Case Presentation: A 76-year-old female with a past medical history of hypertension, hyperlipidemia, and hypothyroidism presented to the hospital with fatigue and headaches that had been ongoing for a few days. The patient had chronic watery diarrhea but denied having any dark stool, hemoptysis, or recent antibiotic use. On physical exam, vitals were stable, she had skin pallor and no blood on rectal exam. Lab-work revealed WBC: 29.9 10*3/uL, Hgb: 7.3 g/dL, Hct: 21.3%, MCV: 117.7 fL, Plt: 42 10*3/uL, LDH: 525 U/L, haptoglobin: 2 mg/dL, reticulocyte count: 24.20%, direct bilirubin: 0.6 mg/dL, and total bilirubin: 2.2 mg/dL. ANA and Anti-SSA were positive, however the rest of the autoimmune workup was negative. Mycoplasma pneumonia IgM antibody, EBV IgM antibody, babesia PCR, and myositis panel returned negative. CT angiogram of the abdomen and pelvis with and without intravenous contrast revealed no evidence of acute GI bleed. CT chest without intravenous contrast revealed multiple bilateral pulmonary nodules and masses that may represent metastasis along with mediastinal right hilar adenopathy. Peripheral blood smear revealed no schistocytes. The patient was found to be Coombs positive for both warm and cold antibodies/agglutinin, which led to the diagnosis of mixed autoimmune hemolytic anemia (AIHA). The patient required transfusions with fresh frozen plasma, warm packed red blood cells, and platelets during the course. Bone marrow biopsy was negative for lymphoproliferative disorder and a right lung biopsy was negative for malignancy. For the patient’s AIHA, the patient was started on intravenous methylprednisolone, which was later transitioned to an oral prednisone taper. Following bone marrow biopsy, the patient was started on rituximab weekly for four weeks. Outpatient PET scan revealed patchy atelectatic and ground-glass opacities in both lungs which correlate to inflammatory etiology and multiple small lung nodules with minimal or no FDG activity. MRI of the brain with contrast revealed no malignancy.

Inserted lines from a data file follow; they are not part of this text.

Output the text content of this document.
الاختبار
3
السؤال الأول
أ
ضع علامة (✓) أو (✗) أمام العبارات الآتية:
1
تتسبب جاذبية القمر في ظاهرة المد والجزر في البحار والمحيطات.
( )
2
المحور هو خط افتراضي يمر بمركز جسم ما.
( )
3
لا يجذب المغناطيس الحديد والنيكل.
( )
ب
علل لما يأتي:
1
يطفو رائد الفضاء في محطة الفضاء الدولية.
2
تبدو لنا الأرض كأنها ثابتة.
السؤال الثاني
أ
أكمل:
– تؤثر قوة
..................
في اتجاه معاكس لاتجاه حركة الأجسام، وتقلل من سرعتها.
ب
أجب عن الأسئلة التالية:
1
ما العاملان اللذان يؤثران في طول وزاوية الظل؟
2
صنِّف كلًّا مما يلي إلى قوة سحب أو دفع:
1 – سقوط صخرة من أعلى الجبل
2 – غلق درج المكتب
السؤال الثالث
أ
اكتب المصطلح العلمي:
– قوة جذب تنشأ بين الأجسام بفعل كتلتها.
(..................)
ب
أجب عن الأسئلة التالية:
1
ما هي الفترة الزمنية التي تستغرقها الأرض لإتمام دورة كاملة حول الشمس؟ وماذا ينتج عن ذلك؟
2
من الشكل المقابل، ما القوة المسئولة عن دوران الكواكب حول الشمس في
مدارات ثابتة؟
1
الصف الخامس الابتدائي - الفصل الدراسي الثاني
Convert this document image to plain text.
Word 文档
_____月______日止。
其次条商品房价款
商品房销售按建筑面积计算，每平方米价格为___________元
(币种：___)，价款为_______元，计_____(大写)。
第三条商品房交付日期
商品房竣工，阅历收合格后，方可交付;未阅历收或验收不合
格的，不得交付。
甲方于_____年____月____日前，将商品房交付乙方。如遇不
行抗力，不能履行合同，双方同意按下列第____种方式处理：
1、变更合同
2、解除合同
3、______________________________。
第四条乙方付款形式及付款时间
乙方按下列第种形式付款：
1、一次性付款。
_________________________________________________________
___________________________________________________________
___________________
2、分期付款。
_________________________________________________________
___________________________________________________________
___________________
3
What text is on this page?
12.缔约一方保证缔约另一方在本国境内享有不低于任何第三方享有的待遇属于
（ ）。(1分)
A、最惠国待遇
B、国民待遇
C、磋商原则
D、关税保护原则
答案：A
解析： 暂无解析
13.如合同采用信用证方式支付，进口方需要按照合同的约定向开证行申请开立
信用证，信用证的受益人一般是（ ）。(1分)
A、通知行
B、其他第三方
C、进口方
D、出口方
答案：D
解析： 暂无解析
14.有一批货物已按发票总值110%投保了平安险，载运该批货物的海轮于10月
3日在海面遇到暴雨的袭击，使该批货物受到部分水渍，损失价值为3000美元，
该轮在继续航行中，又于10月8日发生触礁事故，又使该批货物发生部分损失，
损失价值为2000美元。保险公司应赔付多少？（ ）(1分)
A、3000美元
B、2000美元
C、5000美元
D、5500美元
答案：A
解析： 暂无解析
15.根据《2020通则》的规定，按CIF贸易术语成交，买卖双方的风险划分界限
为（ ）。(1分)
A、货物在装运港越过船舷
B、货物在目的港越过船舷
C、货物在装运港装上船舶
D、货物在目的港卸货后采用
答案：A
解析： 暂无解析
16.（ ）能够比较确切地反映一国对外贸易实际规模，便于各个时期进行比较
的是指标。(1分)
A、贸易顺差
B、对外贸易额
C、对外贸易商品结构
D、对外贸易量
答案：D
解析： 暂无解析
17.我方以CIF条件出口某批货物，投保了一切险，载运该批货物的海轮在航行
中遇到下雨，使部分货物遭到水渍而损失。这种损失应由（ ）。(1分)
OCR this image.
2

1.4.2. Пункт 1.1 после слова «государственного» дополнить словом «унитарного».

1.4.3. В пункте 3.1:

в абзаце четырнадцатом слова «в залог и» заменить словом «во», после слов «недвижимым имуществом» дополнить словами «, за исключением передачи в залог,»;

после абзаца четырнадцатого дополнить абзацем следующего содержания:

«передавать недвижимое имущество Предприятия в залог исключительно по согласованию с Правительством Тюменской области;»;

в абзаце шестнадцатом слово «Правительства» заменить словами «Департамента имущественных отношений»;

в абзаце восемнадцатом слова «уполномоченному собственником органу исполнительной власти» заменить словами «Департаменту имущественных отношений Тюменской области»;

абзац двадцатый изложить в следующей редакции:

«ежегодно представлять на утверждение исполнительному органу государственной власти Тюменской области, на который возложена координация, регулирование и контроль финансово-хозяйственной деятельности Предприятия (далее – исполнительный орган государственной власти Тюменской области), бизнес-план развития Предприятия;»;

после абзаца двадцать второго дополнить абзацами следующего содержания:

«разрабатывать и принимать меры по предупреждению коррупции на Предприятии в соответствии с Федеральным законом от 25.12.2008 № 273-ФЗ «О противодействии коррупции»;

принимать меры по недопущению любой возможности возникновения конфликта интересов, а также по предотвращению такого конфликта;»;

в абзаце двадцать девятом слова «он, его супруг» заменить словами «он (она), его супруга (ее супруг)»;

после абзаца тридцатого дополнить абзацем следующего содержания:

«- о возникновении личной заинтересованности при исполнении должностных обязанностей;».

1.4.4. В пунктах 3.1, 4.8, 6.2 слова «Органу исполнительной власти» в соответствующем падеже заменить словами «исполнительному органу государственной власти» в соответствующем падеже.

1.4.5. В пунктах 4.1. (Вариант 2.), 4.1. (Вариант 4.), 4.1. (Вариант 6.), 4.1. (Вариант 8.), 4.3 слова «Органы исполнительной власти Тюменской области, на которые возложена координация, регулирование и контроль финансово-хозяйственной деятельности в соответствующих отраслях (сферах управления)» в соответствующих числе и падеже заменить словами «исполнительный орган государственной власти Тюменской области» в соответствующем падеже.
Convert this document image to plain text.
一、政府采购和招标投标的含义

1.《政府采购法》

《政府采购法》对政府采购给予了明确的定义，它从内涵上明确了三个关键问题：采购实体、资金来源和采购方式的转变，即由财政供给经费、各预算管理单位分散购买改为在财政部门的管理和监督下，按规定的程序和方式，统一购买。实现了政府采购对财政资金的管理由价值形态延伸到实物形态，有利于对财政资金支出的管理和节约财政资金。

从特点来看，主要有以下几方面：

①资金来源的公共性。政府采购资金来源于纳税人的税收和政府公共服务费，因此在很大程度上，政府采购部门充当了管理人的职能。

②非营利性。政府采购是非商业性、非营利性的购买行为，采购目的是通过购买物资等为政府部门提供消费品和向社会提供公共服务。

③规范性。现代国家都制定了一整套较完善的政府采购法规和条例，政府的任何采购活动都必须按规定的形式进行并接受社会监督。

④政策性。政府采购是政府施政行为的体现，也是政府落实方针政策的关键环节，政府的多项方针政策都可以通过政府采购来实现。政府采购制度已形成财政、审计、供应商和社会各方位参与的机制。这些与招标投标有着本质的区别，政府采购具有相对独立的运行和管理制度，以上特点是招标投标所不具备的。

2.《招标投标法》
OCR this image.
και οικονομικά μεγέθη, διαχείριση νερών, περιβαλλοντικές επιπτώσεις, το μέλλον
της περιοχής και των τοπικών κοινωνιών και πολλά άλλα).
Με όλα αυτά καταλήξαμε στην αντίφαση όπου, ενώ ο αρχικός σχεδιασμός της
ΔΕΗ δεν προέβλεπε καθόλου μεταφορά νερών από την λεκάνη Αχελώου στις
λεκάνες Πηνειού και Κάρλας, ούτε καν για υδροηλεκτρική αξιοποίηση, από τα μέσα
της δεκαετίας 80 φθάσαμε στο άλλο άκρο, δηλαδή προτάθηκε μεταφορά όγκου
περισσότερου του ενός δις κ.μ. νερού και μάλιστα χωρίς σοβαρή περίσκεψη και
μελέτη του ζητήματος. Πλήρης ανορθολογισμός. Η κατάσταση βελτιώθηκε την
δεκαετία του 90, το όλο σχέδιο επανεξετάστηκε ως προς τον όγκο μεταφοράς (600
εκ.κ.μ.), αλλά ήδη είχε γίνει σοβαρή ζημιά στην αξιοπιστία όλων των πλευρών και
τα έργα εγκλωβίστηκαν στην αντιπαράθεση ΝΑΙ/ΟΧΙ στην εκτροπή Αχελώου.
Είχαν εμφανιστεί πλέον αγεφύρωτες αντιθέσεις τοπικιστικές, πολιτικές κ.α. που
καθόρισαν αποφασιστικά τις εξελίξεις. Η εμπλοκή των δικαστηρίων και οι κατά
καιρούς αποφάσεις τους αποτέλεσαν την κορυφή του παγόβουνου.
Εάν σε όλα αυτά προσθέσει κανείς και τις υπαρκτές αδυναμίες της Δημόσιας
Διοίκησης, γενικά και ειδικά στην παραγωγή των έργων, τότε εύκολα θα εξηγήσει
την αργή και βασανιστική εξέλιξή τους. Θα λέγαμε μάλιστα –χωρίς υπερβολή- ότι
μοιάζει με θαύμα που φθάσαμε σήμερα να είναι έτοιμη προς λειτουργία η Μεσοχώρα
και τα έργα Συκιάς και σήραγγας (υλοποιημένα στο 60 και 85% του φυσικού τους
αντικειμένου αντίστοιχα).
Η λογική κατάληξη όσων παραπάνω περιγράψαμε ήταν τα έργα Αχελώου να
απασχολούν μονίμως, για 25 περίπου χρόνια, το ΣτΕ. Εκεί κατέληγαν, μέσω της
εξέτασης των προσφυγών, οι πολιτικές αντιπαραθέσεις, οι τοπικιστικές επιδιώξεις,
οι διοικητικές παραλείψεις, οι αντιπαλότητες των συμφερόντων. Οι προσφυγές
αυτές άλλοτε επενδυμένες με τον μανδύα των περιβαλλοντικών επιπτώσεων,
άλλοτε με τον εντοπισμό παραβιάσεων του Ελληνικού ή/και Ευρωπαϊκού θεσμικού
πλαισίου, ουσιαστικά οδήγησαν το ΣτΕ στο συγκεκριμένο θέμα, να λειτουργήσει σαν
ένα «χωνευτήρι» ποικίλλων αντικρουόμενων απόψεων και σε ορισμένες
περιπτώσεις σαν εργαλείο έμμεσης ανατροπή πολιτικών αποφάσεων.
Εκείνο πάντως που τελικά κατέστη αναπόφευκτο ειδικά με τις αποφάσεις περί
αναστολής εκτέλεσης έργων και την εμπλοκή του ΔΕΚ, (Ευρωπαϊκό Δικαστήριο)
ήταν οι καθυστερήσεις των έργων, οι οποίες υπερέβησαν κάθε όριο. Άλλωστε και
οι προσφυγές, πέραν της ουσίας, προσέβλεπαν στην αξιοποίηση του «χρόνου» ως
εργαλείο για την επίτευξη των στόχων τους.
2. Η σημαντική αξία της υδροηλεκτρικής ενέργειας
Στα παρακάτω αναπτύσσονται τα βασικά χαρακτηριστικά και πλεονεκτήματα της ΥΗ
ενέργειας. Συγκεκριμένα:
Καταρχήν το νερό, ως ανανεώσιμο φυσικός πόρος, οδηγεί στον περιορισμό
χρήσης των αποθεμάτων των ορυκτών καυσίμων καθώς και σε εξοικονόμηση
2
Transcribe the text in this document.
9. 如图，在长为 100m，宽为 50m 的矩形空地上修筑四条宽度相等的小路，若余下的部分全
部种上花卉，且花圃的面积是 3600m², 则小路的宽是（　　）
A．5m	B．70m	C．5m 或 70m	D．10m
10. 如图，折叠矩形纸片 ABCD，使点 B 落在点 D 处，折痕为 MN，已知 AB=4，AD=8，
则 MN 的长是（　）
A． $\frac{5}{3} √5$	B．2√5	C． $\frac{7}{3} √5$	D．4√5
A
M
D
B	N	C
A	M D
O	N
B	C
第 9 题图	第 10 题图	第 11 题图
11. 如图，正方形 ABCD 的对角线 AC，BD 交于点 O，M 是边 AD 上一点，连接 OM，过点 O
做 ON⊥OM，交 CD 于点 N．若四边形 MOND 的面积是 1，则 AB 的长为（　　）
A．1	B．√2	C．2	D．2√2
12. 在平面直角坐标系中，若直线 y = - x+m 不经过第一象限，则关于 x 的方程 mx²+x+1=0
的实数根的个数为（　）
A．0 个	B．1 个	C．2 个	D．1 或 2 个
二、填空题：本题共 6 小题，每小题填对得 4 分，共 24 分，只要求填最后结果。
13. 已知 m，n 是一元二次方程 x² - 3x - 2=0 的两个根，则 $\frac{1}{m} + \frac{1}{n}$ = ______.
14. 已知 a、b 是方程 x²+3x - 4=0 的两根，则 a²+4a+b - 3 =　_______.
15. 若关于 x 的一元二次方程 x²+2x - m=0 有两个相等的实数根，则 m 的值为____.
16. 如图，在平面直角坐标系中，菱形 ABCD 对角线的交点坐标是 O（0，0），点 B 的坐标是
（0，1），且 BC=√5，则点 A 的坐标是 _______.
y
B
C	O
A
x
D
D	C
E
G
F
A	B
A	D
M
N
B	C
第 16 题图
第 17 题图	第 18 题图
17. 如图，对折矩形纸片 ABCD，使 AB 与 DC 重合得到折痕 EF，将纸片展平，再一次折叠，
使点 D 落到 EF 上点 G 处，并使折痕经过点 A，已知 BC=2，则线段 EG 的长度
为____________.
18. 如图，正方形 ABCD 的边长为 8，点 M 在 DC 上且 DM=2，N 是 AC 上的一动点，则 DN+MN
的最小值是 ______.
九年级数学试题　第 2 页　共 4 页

Discussion: AIHA is an acquired hemolytic disease caused by the host’s immune system acting against its own red cell antigens. Various subtypes of AIHA exist, including warm AIHA, cold AIHA, and mixed AIHA. The incidence of AIHA is 1-3 per 100,000 per year, however mixed AIHA only account for 10% of those cases. Mixed AIHA can be caused by lymphoma, lupus, infection, or be idiopathic. Our patient did not have a malignancy or infection. ANA was positive, however dsDNA antibodies for lupus were negative. Lab values that may suggest a diagnosis of AIHA include anemia that may be normocytic or macrocytic, elevated LDH, reduced haptoglobin, increased reticulocyte count, and elevated unconjugated bilirubin. Peripheral blood smear may reveal polychromasia or spherocytes. A direct-antiglobulin test or Coombs test detects antibodies and/or complement on the red blood cells to confirm the diagnosis. Due to its rarity, optimal management has not been defined. The use of steroids for management has provided mixed results based on case reports written in literature. Rituximab, a monoclonal CD20 antibody, has been found to be an effective therapy for mixed AIHA.

Conclusions: Mixed AIHA is a rare hemolytic anemia that physicians should keep in their differentials to allow for prompt diagnosis and treatment. Further treatment investigations should be conducted to find the optimal treatment for the disease.